Microsoft officials will show off the IE 9 developer preview and discuss Microsoft’s planned support for more of the emerging HTML5, CSS3 and SVG2 standards with that product during the Tuesday morning Mix 10 keynote.

“We love HTML5 so much we actually want it to work,” quipped Dean Hachamovitch, the General Manager of the IE team, during a briefing I attended at Microsoft last week about IE 9.

As Microsoft supports more of the HTML5, CSS3 and SVG2 markup, the company expects its ACID3 ratings to go up, officials said. At the Professional Developers Conference in November, Microsoft officials showed a very early build of IE 9, which earned an ACID3 score of 32. The build out today is up to 55, according to company officials.

HTML5 applications are a lot richer and demanding, in terms of graphics and speed than Ajax applications. So it’s logical they’ll work better on multi-core machines where the browser can take advantage of multicore performance, Microsoft officials argue. That’s why Microsoft’s new JavaScript engine is built to take advantage of two cores, with the second core compiling JavaScript down to native machine code to help speed up the browser. (Once the native code is available, there’s no need to use interpreted code on Core 1, meaning an app spends less time in JavaScript.)

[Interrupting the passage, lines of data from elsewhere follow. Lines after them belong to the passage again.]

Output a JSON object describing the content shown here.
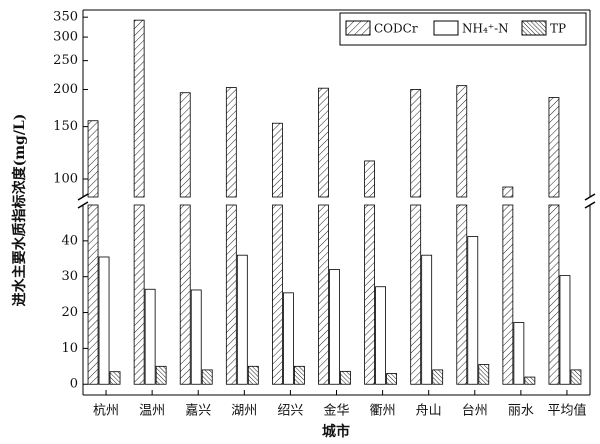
{
  "chart_data": {
    "type": "bar",
    "y_label": "进水主要水质指标浓度(mg/L)",
    "x_label": "城市",
    "categories": [
      "杭州",
      "温州",
      "嘉兴",
      "湖州",
      "绍兴",
      "金华",
      "衢州",
      "舟山",
      "台州",
      "丽水",
      "平均值"
    ],
    "series": [
      {
        "name": "CODCr",
        "color": "#000000",
        "pattern": "diagonal",
        "values": [
          157,
          342,
          195,
          203,
          154,
          202,
          115,
          200,
          206,
          94,
          188
        ]
      },
      {
        "name": "NH₄⁺-N",
        "color": "#000000",
        "pattern": "none",
        "values": [
          35.5,
          26.5,
          26.3,
          36,
          25.5,
          32,
          27.2,
          36,
          41.2,
          17.2,
          30.3
        ]
      },
      {
        "name": "TP",
        "color": "#000000",
        "pattern": "dense-diagonal",
        "values": [
          3.5,
          5,
          4,
          5,
          5,
          3.6,
          3,
          4,
          5.5,
          2,
          4
        ]
      }
    ],
    "y_segments": [
      {
        "ylim": [
          -3,
          50
        ],
        "yticks": [
          0,
          10,
          20,
          30,
          40
        ]
      },
      {
        "ylim": [
          87,
          370
        ],
        "yticks": [
          100,
          150,
          200,
          250,
          300,
          350
        ],
        "log_scale": true
      }
    ],
    "legend": "upper right"
  }
}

Microsoft is planning to deliver a lot more preview builds of IE 9 before it hits beta. In fact, the team is committing to delivering an update every eight weeks, and to interact with developers via the Microsoft Connect feedback loop. Microsoft officials wouldn’t say when to expect the first IE 9 beta or to provide any kind of ship date target for the final release. (I’m still betting Microsoft will deliver the final a few months before Windows 8 ships, in 2011 or so.)

Microsoft’s high-level goals for IE 9 include making the browser snappier, maintaining compatibility with Web sites at at least the same level as IE 8 and, ultimately, enabling developers to use the same markup across IE 9 and other non-Microsoft browsers. That last of these three guiding principles is more theoretical and real at this point, but it’s interesting Microsoft is thinking this way.

I’ll be curious to hear what developers think of the preview once you download it.

Update: Hachamovitch said in a Q&A with press and analysts following the keynote that IE 9 will not support XP. (No big surprise there.) The preview runs on Vista SP2 and higher (which I’d figure will be the operating systems supported once IE 9 ships in final form).